I'm a senior scientist at Rothamsted Research in the UK.
I am going to talk about "Crop Biotechnology" and
give you an update on the current situation.
So genetic modification or GM,
not a new technology anymore.
It's a technology used for crop improvement since the 1980s.
It allows the introduction of
a single and specific gene or a small number of genes into a plant,
that's something you can't do by other methods in plant breeding.
So it's not replacing other methods in plant breeding,
it's an additional tool that plant breeders can use.
It's achieved, I'm going to show you a couple of methods.

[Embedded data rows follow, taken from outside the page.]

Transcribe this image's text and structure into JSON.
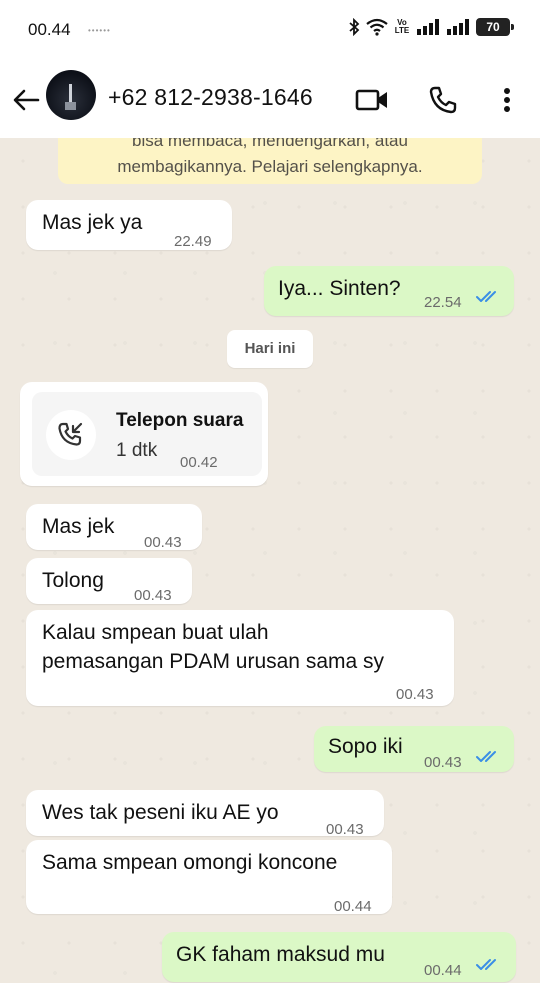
{
  "status_bar": {
    "time": "00.44",
    "dots": "••••••",
    "network_label": "Vo LTE",
    "battery": "70"
  },
  "header": {
    "contact": "+62 812-2938-1646"
  },
  "system_note": {
    "line1": "bisa membaca, mendengarkan, atau",
    "line2": "membagikannya. Pelajari selengkapnya."
  },
  "day_separator": "Hari ini",
  "call": {
    "title": "Telepon suara",
    "duration": "1 dtk",
    "time": "00.42"
  },
  "messages": [
    {
      "id": "m1",
      "direction": "in",
      "text": "Mas jek ya",
      "time": "22.49"
    },
    {
      "id": "m2",
      "direction": "out",
      "text": "Iya... Sinten?",
      "time": "22.54",
      "read": true
    },
    {
      "id": "m3",
      "direction": "in",
      "text": "Mas jek",
      "time": "00.43"
    },
    {
      "id": "m4",
      "direction": "in",
      "text": "Tolong",
      "time": "00.43"
    },
    {
      "id": "m5",
      "direction": "in",
      "text_line1": "Kalau smpean buat ulah",
      "text_line2": "pemasangan PDAM urusan sama sy",
      "time": "00.43"
    },
    {
      "id": "m6",
      "direction": "out",
      "text": "Sopo iki",
      "time": "00.43",
      "read": true
    },
    {
      "id": "m7",
      "direction": "in",
      "text": "Wes tak peseni iku AE yo",
      "time": "00.43"
    },
    {
      "id": "m8",
      "direction": "in",
      "text": "Sama smpean omongi koncone",
      "time": "00.44"
    },
    {
      "id": "m9",
      "direction": "out",
      "text": "GK faham maksud mu",
      "time": "00.44",
      "read": true
    }
  ],
  "colors": {
    "incoming_bubble": "#ffffff",
    "outgoing_bubble": "#dbf8c6",
    "read_ticks": "#3a8ee6",
    "chat_background": "#efe9e0",
    "system_note": "#fdf4c5"
  },
  "icons": [
    "back-arrow-icon",
    "video-call-icon",
    "phone-icon",
    "more-vert-icon",
    "incoming-call-icon",
    "bluetooth-icon",
    "wifi-icon",
    "signal-icon",
    "battery-icon",
    "double-check-icon"
  ]
}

One, you hitch a lift on a DNA fragment from nature's genetic engineer,
that's a soil bacterium called Agrobacterium tumefaciens,
or second method is by bombarding plant tissue with tiny gold particles coated with DNA.
So Agrobacterium tumefaciens is a naturally-occurring soil bacterium,
and the bacterium has been genetically engineering or genetically
modifying plants long before humans discovered how to do it.
It causes crown gall disease in plants.
What it does, it infects wounded plant tissue and it
inserts a piece of it's own DNA into the DNA of the plant cell,
and that does a number of things.
It has information on that DNA to cause a plant cell to
proliferate and you get one of these masses of undifferentiated cells,
you can see on this slide,
they can get as large as a football on a tree and that's a picture
I took in Ashridge Forest in Hertfordshire a few years ago.
It also has information in that piece of DNA to cause the cells within
that mass to stop producing unusual compounds on which the bacterium feeds.
So it genetically modifies the plant cells to feed itself.
So we can piggyback on that system.
So we take out some of the genes that
the bacterium would want to put into the plant cell.
We can put 1, 2,
3 genes that we would like to go into the plant cell.